When I think of a classic investing growth story, my mind will automatically wander toward sectors like technology, pharmaceuticals, or manufacturing the latest fad for consumers. These are industries that can easily be scaled up to meet increasing demand and usually have huge potential markets.
There are plenty of growth stocks in those sectors. But they often come with one huge risk — the fad factor.
Investors don’t need to look far for an example of what I’m talking about. In 2006, BlackBerry was the undisputed king of the smartphone world. The first iPhone came out a year later, and the rest is history. Today, BlackBerry has a very small share of the market.
This is why the Saputo Inc. (TSX: SAP) growth story is so compelling.
Let me explain.
After going public in 1997, Saputo grew and acquired its way to becoming Canada’s largest manufacturer of milk, cheese, butter, and yogurt. Then it acquired assets in the United States. It then moved on to Argentina, acquiring assets there. And finally, earlier this year, the company acquired Warrnambool Cheese and Butter, Australia’s oldest dairy company.
The acquisition party isn’t even close to being over. There are opportunities all over the world.
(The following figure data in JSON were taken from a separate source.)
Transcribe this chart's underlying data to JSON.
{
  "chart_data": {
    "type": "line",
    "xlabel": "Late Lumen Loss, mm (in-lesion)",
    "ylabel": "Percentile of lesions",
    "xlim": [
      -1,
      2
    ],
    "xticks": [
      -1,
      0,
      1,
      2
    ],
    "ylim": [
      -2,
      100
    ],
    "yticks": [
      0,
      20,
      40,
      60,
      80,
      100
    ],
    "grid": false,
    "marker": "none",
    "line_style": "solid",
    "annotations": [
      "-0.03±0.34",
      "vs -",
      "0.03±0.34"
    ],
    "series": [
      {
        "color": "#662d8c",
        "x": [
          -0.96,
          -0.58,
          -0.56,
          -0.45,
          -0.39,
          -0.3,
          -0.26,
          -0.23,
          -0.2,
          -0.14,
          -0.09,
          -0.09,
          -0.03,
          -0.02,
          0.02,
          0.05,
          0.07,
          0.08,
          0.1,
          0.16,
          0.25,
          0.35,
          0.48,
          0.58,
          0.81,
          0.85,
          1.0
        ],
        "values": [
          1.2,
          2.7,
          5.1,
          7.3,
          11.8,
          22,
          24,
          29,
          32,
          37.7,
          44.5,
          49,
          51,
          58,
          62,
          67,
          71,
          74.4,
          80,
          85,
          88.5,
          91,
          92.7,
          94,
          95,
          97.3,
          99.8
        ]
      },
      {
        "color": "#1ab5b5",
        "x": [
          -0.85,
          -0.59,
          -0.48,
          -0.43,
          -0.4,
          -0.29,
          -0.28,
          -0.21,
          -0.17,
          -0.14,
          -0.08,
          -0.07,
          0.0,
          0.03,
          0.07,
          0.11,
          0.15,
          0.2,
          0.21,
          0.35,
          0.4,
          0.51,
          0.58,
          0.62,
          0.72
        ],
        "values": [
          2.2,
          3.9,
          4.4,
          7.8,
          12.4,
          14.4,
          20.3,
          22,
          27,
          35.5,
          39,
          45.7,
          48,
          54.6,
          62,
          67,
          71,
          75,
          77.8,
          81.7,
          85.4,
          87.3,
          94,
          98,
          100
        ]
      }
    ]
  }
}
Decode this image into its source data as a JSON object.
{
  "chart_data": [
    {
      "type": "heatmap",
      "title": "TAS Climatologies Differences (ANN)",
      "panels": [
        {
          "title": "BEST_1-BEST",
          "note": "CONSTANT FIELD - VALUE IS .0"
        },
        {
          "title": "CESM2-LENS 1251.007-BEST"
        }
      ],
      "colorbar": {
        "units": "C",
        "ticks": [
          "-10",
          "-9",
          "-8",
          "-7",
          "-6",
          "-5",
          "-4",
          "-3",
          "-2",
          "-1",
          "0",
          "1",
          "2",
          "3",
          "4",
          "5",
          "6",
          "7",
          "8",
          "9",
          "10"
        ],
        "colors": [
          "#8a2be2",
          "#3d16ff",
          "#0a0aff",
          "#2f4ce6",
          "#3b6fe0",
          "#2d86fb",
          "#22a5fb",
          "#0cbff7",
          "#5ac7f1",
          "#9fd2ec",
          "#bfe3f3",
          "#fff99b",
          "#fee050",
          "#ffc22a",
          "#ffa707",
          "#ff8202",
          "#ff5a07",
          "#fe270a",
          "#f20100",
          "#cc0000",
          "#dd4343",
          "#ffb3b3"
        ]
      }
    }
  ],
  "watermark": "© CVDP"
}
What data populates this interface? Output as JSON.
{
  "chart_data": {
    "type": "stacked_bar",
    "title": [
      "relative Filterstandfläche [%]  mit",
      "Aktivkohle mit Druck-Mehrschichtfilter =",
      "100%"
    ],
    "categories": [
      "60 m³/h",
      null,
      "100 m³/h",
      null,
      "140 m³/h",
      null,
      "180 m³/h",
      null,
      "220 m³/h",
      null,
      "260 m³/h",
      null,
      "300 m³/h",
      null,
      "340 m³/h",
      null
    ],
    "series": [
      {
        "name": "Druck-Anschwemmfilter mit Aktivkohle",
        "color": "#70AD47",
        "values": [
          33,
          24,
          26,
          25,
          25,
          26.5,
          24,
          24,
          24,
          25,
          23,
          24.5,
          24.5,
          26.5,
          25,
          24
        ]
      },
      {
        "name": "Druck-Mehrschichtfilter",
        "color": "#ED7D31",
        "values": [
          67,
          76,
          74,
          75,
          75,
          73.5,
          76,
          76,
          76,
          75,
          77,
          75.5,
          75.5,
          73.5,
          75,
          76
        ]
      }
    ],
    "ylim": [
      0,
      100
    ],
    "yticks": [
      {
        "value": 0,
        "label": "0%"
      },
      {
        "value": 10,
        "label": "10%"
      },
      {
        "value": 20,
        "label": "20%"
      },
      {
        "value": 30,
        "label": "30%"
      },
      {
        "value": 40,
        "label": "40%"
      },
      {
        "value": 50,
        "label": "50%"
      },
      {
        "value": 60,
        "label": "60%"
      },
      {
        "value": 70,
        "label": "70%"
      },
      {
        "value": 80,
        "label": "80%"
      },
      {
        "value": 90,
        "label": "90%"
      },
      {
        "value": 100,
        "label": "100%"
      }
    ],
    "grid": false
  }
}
On a conference call recently, CEO Lino Saputo Jr. identified a few different areas the company is looking at, including expanding its presence in North America, moving into Brazil either via its Argentinian operations or acquiring a local producer, or even expanding operations in Australia. New Zealand was also discussed as a potential market.
Expanding more into Australia and New Zealand would give the company easier access to a market that looks to be a huge source of business over the next number of years — China.
The thesis is simple. Compared to North Americans and Europeans, the Chinese aren’t much for dairy, consuming just 28kg per capita of milk products per year, compared to over 200kg per capita for the Western world. Even compared to other markets in Asia — like Japan and South Korea — the Chinese are still lagging behind, consuming about half as much per capita as their neighbors.
There are a couple of reasons for this. Since China has rapidly developed, it has millions of people who just couldn’t afford milk up until a few years ago. They’re used to going without it. Additionally, local supplies of dairy are often suspect, and recalls are common.
As the country continues to get richer and its middle class becomes more secure, consumption is bound to go up. Even if the country’s dairy consumption doesn’t catch up to its neighbors, it still represents more than a billion people increasing their milk consumption significantly. This is a huge potential market.
The company has plenty of cash available for making acquisitions, too. CFO Louis-Philippe Carriere has stated that the company has $3 billion-$3.5 billion in borrowing power available for any potential purchases.
The numbers speak for themselves. Since the end of the company’s 2011 fiscal year, revenues are up more than 50%, profits are up more than 20%, and its book value has increased by more than 30%. And that’s in just a few short years. Imagine the growth the company can put up in a decade or two.
Investors aren’t even paying a huge premium for this growth, either. The company is projected to earn $1.77 per share next year, which gives it a price-to-earnings ratio of 18.4. And as the company expands, it’s able to consolidate operations, which could potentially lead to even more growth in the bottom line.
Plus, the company pays a nicely growing dividend. Sure, shares only yield 1.6% at the moment, but investors have been able to count on an annual dividend increase since its IPO. Investors who purchased shares in 2000 are looking at a yield on cost of approximately 25%, to put the dividend growth in perspective.